You are right - we seem to be fine without assignment from 
PrimitiveType. I removed it.

> -----
> 45   narrowOop(const PrimitiveType value) : _value(value) {}
>
> Should this conversion be explicit?  And should it permit implicit narrowing integral conversions?
> The narrowing conversions could be poisoned, though that’s a bit uglier for a constructor than for
> the other operations (see below).

Since narrowOop used to be a juint, there is a bunch of code that relies 
on this conversion being implicit for now. So I think I would prefer to 
keep this implicit to reduce fanout. I tried making it explicit, and 
unfortunately changes required for that propagate surprisingly far.

> -----
> All the narrowOop operations on PrimitiveType will permit implicit narrowing integer conversions
> to the PrimitiveType. That doesn’t seem like such a good idea.  The narrowing conversions could
> be poisoned.

That is true. I managed to get rid of that in the latest revision.

> -----
>
> src/hotspot/cpu/sparc/relocInfo_sparc.cpp
> 99       uint32_t np = type() == relocInfo::oop_type ? (uint32_t)oopDesc::encode_heap_oop((oop)x) : Klass::encode_klass((Klass
> 100       inst &= ~Assembler::hi22(-1);
> 101       inst |=  Assembler::hi22((intptr_t)(uintptr_t)np);
>
> (1) Some text seems to have been lost at the end of line 99.  I suspect this doesn’t compile.
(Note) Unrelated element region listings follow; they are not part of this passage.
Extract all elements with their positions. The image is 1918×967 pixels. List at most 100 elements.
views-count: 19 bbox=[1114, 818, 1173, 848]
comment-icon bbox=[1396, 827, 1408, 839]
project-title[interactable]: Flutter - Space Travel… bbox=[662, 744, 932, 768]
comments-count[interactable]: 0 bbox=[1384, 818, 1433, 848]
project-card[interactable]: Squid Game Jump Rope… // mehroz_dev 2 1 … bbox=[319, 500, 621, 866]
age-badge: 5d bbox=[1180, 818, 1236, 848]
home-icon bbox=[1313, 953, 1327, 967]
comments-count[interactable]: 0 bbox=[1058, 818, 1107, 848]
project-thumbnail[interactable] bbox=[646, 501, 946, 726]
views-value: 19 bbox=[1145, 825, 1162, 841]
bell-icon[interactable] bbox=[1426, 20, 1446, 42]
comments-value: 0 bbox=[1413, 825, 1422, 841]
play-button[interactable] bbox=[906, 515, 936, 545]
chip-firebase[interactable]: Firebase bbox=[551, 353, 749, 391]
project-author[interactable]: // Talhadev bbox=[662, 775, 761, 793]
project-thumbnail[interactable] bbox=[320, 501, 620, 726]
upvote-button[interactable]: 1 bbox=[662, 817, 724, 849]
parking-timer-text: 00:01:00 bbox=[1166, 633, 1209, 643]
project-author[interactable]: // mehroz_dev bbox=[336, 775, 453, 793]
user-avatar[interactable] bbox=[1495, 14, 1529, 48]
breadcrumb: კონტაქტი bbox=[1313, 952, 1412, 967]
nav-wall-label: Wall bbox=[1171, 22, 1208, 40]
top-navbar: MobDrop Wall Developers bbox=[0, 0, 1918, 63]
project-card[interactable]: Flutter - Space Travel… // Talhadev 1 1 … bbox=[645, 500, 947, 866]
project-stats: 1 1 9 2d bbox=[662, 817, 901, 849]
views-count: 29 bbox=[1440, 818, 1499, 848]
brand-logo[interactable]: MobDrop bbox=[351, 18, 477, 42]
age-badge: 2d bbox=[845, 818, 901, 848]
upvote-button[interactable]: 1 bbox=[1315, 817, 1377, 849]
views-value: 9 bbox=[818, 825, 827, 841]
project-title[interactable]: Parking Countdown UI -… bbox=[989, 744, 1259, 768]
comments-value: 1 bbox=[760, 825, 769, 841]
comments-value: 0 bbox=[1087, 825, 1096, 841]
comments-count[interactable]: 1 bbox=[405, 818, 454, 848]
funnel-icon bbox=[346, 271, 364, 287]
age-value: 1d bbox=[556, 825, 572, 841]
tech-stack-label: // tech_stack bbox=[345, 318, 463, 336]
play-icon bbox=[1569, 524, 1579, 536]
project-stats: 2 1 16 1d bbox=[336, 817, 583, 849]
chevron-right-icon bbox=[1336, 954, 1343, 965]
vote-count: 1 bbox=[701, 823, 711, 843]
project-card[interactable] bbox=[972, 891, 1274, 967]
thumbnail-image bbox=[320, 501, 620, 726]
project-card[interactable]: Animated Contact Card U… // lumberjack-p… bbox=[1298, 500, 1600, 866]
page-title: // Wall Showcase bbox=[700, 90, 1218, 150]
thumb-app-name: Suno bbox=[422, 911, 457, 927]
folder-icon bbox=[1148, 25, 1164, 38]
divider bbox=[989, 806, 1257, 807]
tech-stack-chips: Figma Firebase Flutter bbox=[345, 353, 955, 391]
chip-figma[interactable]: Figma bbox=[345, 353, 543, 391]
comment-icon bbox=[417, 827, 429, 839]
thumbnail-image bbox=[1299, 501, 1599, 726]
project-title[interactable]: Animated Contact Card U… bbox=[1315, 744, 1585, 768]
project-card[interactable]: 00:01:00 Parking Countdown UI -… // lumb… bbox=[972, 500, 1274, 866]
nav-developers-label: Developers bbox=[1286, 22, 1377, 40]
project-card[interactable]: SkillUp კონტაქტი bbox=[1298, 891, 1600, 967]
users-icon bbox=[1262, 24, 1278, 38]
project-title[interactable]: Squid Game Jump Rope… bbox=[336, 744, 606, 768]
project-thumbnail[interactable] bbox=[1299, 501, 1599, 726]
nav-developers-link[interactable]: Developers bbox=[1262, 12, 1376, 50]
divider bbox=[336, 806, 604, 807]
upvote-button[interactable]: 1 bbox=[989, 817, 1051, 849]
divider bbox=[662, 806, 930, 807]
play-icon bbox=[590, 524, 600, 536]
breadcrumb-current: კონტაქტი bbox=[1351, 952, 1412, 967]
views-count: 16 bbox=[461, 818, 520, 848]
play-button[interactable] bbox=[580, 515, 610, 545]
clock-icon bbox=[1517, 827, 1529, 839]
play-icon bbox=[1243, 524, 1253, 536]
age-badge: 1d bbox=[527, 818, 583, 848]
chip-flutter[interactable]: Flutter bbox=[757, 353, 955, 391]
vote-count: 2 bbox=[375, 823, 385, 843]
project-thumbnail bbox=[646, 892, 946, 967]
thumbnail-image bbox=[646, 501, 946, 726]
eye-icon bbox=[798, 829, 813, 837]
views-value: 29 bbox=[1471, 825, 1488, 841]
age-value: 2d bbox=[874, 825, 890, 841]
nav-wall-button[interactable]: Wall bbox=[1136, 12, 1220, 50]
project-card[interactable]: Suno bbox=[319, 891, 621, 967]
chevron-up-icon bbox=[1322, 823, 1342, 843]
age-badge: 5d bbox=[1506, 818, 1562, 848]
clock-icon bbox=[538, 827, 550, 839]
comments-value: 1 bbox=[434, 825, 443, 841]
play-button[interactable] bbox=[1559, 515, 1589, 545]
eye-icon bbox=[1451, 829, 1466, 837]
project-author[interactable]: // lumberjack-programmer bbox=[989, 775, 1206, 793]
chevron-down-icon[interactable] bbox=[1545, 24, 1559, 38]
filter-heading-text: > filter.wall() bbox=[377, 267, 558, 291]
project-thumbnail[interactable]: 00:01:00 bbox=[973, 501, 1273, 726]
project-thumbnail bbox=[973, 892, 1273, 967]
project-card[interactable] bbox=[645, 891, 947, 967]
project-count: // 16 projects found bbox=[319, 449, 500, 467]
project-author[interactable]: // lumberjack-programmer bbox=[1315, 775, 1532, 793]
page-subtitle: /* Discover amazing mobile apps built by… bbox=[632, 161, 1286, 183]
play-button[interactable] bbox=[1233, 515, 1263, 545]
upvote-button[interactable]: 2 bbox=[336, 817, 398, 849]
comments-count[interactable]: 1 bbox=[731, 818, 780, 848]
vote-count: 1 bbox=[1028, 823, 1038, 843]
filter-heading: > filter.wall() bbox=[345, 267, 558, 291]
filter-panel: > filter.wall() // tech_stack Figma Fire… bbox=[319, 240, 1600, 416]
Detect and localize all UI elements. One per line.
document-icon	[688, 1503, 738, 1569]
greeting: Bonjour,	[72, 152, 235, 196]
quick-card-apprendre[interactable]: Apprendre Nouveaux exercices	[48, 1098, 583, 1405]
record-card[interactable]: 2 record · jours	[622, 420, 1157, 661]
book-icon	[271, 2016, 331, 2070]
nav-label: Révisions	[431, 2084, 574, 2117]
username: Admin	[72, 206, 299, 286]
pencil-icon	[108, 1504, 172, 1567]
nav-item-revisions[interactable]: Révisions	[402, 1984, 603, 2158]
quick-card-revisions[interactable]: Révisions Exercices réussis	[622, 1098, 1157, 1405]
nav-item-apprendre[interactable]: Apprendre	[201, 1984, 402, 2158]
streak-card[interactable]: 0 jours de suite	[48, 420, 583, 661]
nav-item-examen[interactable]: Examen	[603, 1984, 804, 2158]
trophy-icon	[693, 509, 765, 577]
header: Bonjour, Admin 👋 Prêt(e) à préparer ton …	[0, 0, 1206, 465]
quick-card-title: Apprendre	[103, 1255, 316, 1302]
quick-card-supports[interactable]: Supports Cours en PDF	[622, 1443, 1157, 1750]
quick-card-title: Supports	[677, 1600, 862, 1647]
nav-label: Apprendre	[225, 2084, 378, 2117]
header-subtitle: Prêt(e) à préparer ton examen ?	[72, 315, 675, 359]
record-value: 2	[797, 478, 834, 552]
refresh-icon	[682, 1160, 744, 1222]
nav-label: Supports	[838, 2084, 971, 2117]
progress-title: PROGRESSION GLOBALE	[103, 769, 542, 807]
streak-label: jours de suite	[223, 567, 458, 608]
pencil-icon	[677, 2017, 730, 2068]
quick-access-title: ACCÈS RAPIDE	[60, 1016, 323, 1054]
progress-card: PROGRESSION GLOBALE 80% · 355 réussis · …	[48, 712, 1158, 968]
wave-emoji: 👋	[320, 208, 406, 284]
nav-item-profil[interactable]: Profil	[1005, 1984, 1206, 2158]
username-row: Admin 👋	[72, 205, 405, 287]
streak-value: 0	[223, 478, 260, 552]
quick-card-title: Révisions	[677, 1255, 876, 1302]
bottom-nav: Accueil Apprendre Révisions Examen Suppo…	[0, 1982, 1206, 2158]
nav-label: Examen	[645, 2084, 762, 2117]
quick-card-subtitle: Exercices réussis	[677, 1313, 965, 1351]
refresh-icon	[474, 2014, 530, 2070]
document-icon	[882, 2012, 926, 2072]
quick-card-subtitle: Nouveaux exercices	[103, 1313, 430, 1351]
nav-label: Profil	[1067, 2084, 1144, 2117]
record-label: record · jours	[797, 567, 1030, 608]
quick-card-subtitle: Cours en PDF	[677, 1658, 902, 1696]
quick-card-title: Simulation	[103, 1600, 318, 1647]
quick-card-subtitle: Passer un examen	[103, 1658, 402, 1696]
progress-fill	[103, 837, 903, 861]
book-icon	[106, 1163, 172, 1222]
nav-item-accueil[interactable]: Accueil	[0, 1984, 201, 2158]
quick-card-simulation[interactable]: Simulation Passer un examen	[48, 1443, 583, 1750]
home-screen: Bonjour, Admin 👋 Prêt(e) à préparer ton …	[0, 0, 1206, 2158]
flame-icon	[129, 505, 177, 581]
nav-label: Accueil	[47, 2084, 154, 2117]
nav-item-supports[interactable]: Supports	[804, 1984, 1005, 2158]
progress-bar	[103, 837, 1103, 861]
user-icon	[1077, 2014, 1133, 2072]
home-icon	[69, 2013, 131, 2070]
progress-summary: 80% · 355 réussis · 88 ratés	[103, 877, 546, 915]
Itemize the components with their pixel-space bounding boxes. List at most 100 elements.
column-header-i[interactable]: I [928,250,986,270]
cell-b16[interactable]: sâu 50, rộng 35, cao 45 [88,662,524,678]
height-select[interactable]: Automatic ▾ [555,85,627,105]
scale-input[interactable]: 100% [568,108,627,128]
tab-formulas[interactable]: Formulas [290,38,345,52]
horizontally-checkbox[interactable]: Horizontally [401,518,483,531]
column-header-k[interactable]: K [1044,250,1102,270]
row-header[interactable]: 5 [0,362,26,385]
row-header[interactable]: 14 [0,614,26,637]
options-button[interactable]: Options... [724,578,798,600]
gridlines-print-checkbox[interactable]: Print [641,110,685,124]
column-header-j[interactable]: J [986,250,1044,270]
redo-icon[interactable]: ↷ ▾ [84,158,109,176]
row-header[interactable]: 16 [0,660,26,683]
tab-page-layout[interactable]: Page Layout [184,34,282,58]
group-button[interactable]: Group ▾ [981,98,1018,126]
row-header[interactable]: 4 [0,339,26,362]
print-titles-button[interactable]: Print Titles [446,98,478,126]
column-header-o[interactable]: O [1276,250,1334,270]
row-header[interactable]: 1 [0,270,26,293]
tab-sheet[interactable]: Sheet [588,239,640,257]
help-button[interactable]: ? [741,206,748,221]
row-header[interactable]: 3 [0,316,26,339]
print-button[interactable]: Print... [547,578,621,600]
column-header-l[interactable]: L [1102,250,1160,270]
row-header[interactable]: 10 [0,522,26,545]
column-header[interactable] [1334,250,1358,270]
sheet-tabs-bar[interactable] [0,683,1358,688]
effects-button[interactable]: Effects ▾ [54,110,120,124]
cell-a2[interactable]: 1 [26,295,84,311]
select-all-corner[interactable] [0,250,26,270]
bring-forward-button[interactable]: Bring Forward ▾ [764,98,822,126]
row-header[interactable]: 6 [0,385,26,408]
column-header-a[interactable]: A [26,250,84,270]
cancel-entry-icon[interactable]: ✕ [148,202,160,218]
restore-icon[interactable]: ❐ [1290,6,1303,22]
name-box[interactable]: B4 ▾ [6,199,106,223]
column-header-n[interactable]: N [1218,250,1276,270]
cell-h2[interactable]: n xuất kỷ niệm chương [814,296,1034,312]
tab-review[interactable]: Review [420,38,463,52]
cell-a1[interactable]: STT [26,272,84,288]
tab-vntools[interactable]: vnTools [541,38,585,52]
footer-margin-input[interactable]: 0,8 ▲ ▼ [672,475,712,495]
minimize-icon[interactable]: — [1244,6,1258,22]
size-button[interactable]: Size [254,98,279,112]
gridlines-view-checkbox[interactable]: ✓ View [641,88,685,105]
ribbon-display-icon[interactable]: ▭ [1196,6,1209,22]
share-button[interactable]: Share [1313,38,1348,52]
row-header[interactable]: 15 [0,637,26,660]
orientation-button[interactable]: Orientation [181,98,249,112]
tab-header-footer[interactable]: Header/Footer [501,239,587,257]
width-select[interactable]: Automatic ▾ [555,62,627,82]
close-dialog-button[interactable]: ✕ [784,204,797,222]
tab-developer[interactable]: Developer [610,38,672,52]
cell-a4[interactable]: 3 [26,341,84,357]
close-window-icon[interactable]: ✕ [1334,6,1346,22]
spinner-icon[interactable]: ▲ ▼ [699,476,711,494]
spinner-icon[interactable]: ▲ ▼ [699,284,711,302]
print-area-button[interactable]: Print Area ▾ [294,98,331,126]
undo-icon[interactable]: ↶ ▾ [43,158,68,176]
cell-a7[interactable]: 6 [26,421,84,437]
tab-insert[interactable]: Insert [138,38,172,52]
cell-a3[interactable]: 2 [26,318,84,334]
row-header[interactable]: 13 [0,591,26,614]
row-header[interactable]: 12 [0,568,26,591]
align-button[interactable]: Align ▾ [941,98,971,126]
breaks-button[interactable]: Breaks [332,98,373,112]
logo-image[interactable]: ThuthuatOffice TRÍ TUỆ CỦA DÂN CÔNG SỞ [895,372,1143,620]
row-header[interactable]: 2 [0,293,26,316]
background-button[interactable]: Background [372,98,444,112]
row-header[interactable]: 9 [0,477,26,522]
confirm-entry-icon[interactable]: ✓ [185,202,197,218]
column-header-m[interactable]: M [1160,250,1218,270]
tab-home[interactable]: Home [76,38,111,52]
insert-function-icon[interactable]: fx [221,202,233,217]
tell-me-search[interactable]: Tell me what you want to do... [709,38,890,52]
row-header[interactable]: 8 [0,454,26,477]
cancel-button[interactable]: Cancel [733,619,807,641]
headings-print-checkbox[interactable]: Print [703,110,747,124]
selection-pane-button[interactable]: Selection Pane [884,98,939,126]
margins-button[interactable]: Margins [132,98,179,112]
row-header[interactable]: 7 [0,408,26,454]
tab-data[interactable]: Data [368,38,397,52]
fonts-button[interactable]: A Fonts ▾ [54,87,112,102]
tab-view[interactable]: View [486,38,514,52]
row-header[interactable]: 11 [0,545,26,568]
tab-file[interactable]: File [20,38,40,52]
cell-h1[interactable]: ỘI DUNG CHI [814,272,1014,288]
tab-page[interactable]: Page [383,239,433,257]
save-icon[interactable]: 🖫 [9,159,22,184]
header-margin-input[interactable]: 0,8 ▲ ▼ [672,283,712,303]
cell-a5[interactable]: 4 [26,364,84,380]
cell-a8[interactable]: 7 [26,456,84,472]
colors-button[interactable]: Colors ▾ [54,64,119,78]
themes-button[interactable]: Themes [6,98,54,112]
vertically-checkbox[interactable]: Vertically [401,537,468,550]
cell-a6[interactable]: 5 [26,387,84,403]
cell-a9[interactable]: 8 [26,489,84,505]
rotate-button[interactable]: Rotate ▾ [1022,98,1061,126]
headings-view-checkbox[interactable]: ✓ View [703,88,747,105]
This seems to be a tooling problem that my webrev tool cuts the text 
after 125 characters. Sorry about that. This seems to indicate though 
that perhaps that line is too long anyway, so I split it into two lines.

> (2) In old code, np was of type jint, and was just cast to intptr_t.  Both value clauses in the initializer
> return 32bit unsigned values.  If the high bit of of the value can be set, then the value passed to hi22
> will differ between the old code and the new.

Yes you are right. I thought sign extending a narrowOop to an int64_t 
value seemed like a bad idea and that if it produced different values, I 
would never want to sign extend the narrowOop. After looking closer 
though, the expected argument to hi22 is an int. So the whole sign 
extending cast to intptr_t thing seems pointless anyway and would result 
in the same int you already had. I changed it to an int and removed 
subsequent explicit casts to intptr_t that then implicitly got converted 
back to int (that it already was declared as).